You can also do a competitive analysis and see what other products are doing. What are some the features that you want to include?

http://www.webmd.com/interaction-checker/default.htm

normsun commented 9 years ago

Don't lose track of your personas and creative brief. Hopefully you're practicing the read aloud of your creative brief every time you meet. You've got some great discovery/research and a clear goal, so make sure to work towards them!

Your objective states that interactions are the #1 concern for Betty Joe, so all the information and design should focus on that first and above all else. The warning icons and the first highlighted tab in my mock both put interaction information first.

rppatel1007 commented 9 years ago

@kristinknopf @normsun -- here is a design bringing in the interaction count to the original screen.

screen shot 2015-06-28 at 2 07 08 pm

normsun commented 9 years ago

That's great to see on a mockup, @rppatel1007!

My thoughts with annotations below.

There are now a lot of red elements that are competing for my attention.

  1. Recommend replacing the search with a search icon or at least choosing a less bright color. Does that test well?
  2. Recommend changing the color to delete a medicine to a less bright color. I also recommend providing a dialog that verifies the user wants to delete the drug from the cabinet (nice to have)
  3. Recommend highlighting the interacting drug titles in a different manner, and the specific drug that's being highlighted. Too many red elements. (suggestion)
  4. I'd ask @mandymullins on whether some iconography or just an exclamation point would be suitable for the interaction count on the left. It's helpful to see a number but adding a warning icon immediately grabs the attention of a user's limbic system to visually show a sign of danger, and for that user to pay attention.

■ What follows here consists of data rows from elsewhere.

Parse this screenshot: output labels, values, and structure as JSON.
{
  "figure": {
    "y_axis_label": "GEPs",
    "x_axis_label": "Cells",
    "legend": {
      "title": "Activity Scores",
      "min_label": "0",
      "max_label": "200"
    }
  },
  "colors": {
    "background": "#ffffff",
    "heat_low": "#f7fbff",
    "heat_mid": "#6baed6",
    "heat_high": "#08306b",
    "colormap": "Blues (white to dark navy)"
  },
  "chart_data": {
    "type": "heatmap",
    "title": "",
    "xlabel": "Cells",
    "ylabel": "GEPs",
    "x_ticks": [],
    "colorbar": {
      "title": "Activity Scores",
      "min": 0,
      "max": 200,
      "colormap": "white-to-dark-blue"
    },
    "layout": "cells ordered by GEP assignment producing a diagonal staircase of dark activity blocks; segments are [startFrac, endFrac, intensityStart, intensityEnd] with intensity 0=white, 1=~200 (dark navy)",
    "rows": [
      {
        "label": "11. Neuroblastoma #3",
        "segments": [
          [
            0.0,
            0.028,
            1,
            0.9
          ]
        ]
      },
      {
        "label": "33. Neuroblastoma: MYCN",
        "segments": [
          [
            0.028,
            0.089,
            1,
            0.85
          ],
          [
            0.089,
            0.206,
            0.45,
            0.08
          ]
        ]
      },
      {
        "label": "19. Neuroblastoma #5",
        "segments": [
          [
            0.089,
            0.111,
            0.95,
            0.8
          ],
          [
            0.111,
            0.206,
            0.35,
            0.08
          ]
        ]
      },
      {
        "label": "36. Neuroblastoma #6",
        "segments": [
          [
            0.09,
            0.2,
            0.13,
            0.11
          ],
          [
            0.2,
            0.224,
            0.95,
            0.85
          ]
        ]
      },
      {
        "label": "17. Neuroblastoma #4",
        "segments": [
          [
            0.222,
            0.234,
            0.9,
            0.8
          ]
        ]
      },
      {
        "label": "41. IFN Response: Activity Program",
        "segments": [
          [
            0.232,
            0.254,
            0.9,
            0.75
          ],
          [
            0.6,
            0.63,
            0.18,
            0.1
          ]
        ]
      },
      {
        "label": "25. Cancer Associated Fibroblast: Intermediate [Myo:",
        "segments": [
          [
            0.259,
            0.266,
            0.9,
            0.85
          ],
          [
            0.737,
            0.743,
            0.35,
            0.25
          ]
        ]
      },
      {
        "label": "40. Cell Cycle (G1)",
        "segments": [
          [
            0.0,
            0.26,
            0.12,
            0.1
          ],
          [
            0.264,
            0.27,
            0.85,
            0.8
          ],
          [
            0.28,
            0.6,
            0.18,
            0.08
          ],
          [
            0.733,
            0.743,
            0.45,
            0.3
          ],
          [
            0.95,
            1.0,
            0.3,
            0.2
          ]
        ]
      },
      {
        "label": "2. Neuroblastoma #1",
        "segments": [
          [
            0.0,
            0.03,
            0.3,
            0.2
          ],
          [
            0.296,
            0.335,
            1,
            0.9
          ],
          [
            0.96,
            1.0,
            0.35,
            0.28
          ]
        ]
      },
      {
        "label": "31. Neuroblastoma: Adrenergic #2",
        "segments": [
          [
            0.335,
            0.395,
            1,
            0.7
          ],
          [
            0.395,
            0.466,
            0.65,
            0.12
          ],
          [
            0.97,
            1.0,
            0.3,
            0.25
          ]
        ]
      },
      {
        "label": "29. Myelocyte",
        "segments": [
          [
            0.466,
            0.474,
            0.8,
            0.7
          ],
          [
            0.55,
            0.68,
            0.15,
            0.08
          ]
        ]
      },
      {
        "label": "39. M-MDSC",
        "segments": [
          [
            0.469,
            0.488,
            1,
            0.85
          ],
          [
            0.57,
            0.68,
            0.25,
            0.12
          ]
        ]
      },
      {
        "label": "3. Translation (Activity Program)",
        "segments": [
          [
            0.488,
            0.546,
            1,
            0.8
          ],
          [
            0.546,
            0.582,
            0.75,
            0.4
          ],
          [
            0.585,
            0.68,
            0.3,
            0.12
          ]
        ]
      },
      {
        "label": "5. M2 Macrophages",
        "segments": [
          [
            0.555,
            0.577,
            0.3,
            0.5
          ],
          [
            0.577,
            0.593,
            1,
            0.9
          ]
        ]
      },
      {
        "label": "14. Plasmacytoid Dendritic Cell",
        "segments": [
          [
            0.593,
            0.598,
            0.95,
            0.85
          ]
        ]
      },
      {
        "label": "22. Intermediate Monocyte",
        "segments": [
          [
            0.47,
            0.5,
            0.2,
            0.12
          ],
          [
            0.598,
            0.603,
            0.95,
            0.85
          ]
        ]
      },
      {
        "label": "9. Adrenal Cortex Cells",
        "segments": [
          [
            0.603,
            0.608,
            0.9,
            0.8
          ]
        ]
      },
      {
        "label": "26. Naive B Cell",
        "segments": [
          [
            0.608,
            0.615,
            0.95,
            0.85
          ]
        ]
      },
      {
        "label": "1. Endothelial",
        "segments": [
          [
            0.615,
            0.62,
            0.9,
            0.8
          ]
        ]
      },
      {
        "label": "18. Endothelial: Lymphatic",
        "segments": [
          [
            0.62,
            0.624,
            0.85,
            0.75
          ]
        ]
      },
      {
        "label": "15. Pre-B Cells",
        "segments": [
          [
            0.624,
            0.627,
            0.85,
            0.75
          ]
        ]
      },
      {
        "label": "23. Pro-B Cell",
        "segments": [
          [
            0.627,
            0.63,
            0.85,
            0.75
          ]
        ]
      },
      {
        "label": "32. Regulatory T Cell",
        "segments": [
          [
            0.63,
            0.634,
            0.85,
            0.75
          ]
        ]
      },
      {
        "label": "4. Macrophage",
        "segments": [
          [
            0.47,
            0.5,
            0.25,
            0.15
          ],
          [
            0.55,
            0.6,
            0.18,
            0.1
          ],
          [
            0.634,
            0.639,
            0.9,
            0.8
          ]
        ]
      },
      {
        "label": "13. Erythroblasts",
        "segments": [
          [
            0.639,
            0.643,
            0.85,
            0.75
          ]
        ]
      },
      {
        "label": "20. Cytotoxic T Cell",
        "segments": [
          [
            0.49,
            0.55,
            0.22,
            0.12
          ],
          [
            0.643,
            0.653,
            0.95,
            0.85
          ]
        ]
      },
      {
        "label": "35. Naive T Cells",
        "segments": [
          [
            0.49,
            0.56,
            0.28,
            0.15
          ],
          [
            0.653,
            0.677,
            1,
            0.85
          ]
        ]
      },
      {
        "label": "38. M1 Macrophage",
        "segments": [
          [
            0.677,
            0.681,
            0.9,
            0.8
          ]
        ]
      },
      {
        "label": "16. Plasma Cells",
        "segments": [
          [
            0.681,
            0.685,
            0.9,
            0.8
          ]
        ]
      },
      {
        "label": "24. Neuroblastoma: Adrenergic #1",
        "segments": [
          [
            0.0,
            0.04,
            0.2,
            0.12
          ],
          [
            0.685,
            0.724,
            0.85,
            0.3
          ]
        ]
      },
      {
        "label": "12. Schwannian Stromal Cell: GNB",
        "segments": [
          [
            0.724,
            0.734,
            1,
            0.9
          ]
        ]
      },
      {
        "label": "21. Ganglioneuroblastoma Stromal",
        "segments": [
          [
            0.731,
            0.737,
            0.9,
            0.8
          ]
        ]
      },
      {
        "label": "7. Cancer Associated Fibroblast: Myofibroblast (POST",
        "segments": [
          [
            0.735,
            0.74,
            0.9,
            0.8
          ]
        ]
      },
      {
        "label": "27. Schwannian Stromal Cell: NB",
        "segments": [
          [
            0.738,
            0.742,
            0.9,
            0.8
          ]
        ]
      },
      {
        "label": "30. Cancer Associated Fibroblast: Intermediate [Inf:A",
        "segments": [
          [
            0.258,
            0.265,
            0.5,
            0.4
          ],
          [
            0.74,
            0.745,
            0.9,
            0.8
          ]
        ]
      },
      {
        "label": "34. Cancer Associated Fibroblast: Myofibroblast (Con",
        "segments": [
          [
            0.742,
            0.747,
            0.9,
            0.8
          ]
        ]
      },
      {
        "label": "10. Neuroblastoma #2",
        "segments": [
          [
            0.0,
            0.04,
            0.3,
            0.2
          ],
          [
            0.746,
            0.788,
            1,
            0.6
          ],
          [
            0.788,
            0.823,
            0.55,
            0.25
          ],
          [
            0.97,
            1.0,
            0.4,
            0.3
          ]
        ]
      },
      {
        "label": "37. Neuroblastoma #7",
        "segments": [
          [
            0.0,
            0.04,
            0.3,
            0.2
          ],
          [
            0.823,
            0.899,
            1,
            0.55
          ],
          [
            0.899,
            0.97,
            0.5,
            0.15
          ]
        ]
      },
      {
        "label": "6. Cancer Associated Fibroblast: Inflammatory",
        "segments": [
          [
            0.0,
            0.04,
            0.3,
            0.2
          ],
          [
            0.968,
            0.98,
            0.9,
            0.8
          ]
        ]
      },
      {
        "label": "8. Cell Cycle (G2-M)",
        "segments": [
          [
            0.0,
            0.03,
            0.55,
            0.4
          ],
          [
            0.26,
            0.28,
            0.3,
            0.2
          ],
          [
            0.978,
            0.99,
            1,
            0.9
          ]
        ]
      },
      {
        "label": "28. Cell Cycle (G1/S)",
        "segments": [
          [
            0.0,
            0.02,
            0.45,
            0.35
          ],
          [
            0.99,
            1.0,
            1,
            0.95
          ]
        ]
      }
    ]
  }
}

Lastly, I think I'd still expect the details on interactions to show up in the right pane, but I'm not positive. @kristinknopf could find out through usability testing. (nice to have) cabinet-annotations

kristinknopf commented 9 years ago

@rppatel1007 given the most recent changes to the way we are displaying interactions, and with the most recent usability testing, we have succeeded in making interactions clear so that customers can easily tell when they do and do not have interactions.